Kelap-kelip lampu ambulans nun jauh di sana semakin banyak terlihat. Itu tidak pernah terjadi sebelumnya menurut ingatanku.          

"Apa obatnya sudah ditemukan?" tanyaku sambil memegang batang pohon miliknya ini.  

"Kalian masih berusaha menemukannya, tapi untungnya dengan obat-obatan yang ada, jauh lebih banyak yang bisa disembuhkan daripada yang kehilangan nyawa."           

"Oh, syukurlah!" seruku sedikit lega.           

Gelap sudah semakin tebal, tapi ada cahaya rembulan yang cukup terang untuk menuntunku pulang ke rumah panggung.           

"Aku pulang dulu. Beritahu aku kalau ada kabar tentang wabah itu, ya!" kataku berpamitan.

"Pulanglah! perhatikan langkahmu, jalan itu masih licin, Brad!" jawabnya mengguruiku. Tertawa aku mendengarnya, dikiranya baru kemarin aku ada di sini!           
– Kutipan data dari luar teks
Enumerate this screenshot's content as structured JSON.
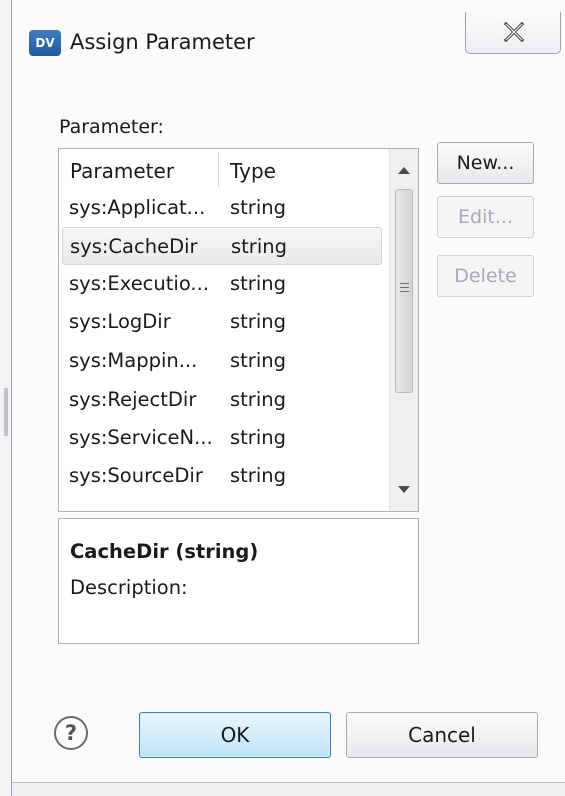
{
  "window": {
    "title": "Assign Parameter",
    "app_icon_text": "DV"
  },
  "section_label": "Parameter:",
  "table": {
    "columns": [
      "Parameter",
      "Type"
    ],
    "rows": [
      {
        "name": "sys:Applicat...",
        "type": "string"
      },
      {
        "name": "sys:CacheDir",
        "type": "string"
      },
      {
        "name": "sys:Executio...",
        "type": "string"
      },
      {
        "name": "sys:LogDir",
        "type": "string"
      },
      {
        "name": "sys:Mappin...",
        "type": "string"
      },
      {
        "name": "sys:RejectDir",
        "type": "string"
      },
      {
        "name": "sys:ServiceN...",
        "type": "string"
      },
      {
        "name": "sys:SourceDir",
        "type": "string"
      }
    ],
    "selected_row": "sys:CacheDir"
  },
  "buttons": {
    "new": "New...",
    "edit": "Edit...",
    "delete": "Delete",
    "ok": "OK",
    "cancel": "Cancel",
    "help": "?"
  },
  "description": {
    "title": "CacheDir (string)",
    "label": "Description:"
  },
  "colors": {
    "ok_button": "#bfe3f7",
    "disabled_text": "#a6a9ad"
  },
  "icons": [
    "close-icon",
    "scroll-up-icon",
    "scroll-down-icon",
    "help-icon",
    "app-icon"
  ]
}
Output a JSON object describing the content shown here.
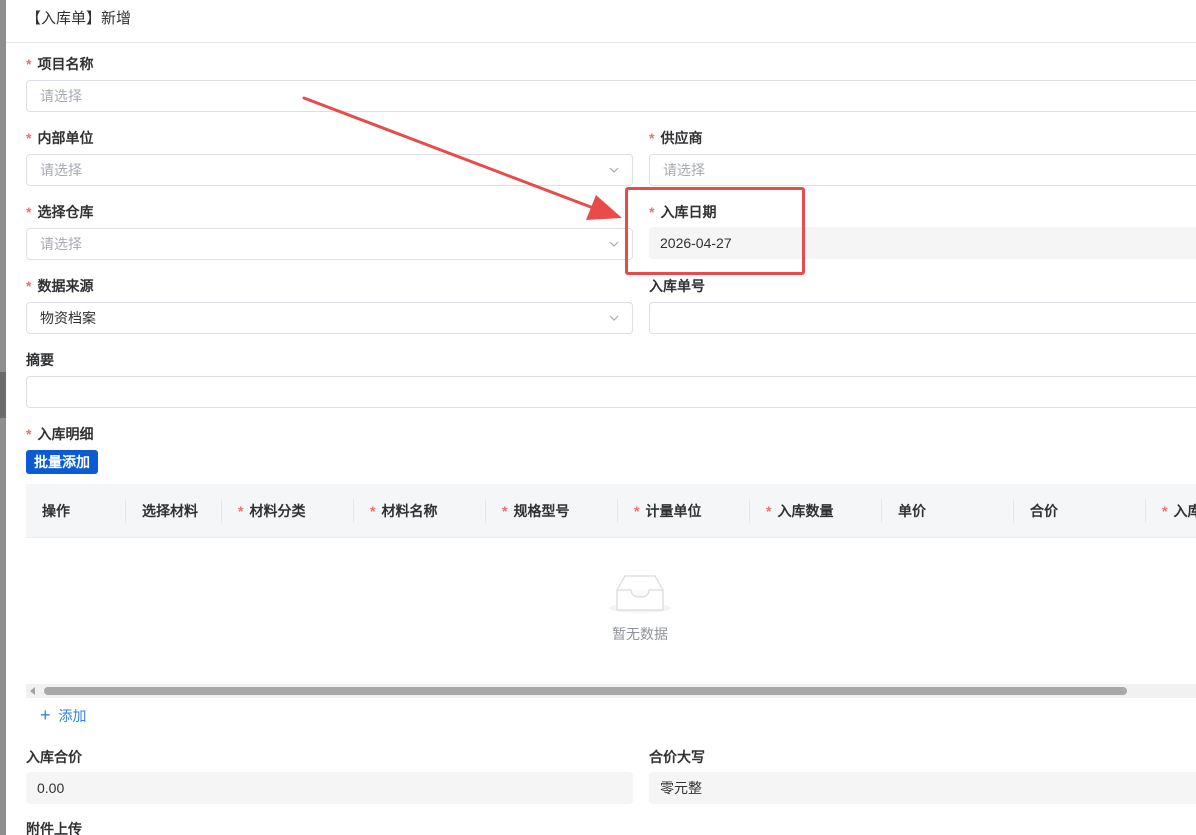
{
  "header": {
    "title": "【入库单】新增"
  },
  "form": {
    "project_name": {
      "label": "项目名称",
      "placeholder": "请选择"
    },
    "internal_unit": {
      "label": "内部单位",
      "placeholder": "请选择"
    },
    "supplier": {
      "label": "供应商",
      "placeholder": "请选择"
    },
    "warehouse": {
      "label": "选择仓库",
      "placeholder": "请选择"
    },
    "entry_date": {
      "label": "入库日期",
      "value": "2026-04-27"
    },
    "data_source": {
      "label": "数据来源",
      "value": "物资档案"
    },
    "entry_no": {
      "label": "入库单号",
      "value": ""
    },
    "summary": {
      "label": "摘要",
      "value": ""
    },
    "details": {
      "label": "入库明细",
      "batch_add_label": "批量添加"
    }
  },
  "table": {
    "columns": [
      {
        "label": "操作",
        "required": false
      },
      {
        "label": "选择材料",
        "required": false
      },
      {
        "label": "材料分类",
        "required": true
      },
      {
        "label": "材料名称",
        "required": true
      },
      {
        "label": "规格型号",
        "required": true
      },
      {
        "label": "计量单位",
        "required": true
      },
      {
        "label": "入库数量",
        "required": true
      },
      {
        "label": "单价",
        "required": false
      },
      {
        "label": "合价",
        "required": false
      },
      {
        "label": "入库",
        "required": true
      }
    ],
    "empty_text": "暂无数据",
    "add_label": "添加"
  },
  "totals": {
    "total_price": {
      "label": "入库合价",
      "value": "0.00"
    },
    "total_upper": {
      "label": "合价大写",
      "value": "零元整"
    }
  },
  "attachment": {
    "label": "附件上传"
  },
  "required_mark": "*",
  "colors": {
    "primary": "#0c5bd2",
    "required": "#f56c6c",
    "annotation": "#e94b4b",
    "link": "#2f7fe8"
  },
  "icons": [
    "chevron-down-icon",
    "empty-box-icon",
    "plus-icon",
    "scroll-left-arrow-icon",
    "annotation-arrow"
  ]
}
Kemudian aku turun melalui jalan yang lain sambil sesekali memegang pohonnya untuk menjaga keseimbanganku. Jarak ke rumah masih beberapa langkah lagi, namun kupilih untuk berlari ke padanya sebab Hujan sepertinya hendak menerorku lagi. Cara ini membuatku lebih cepat sampai ke rumah panggung mendahuluinya.

Uh! aman!” seruku begitu menaiki tangga, tapi apa yang baru kusaksikan tadi mulai mengganggu pikiranku.

--000--           

Aku tak pernah bosan memandangi nyala api yang menjilat kayu bakar, bau asapnya pun aku suka, bahkan bisa menidurkanku. Ini sebabnya aku menempatkan perapian di samping tempatku tidur. Perapian ini letaknya selangkah saja dari Jendela Ayun Timur, bersandar di pojok sebelah kiri, tempatku mengisi waktu selama di rumah dengan merenung, menyanyi, dan memasak.           

"Besok panen cabai … terus ke Pasar Selasa, belanja keperluan seminggu dan makan mi di Warung Pojok," aku tersenyum membayangkannya.           

Selalu ada gairah tersendiri menjelang hari pekan karena aku akan bertemu dengan banyak orang yang tak kukenal di sana. Bagaimanapun sendirinya, aku masih butuh bertemu dengan sesama walaupun hanya sekadar memandang.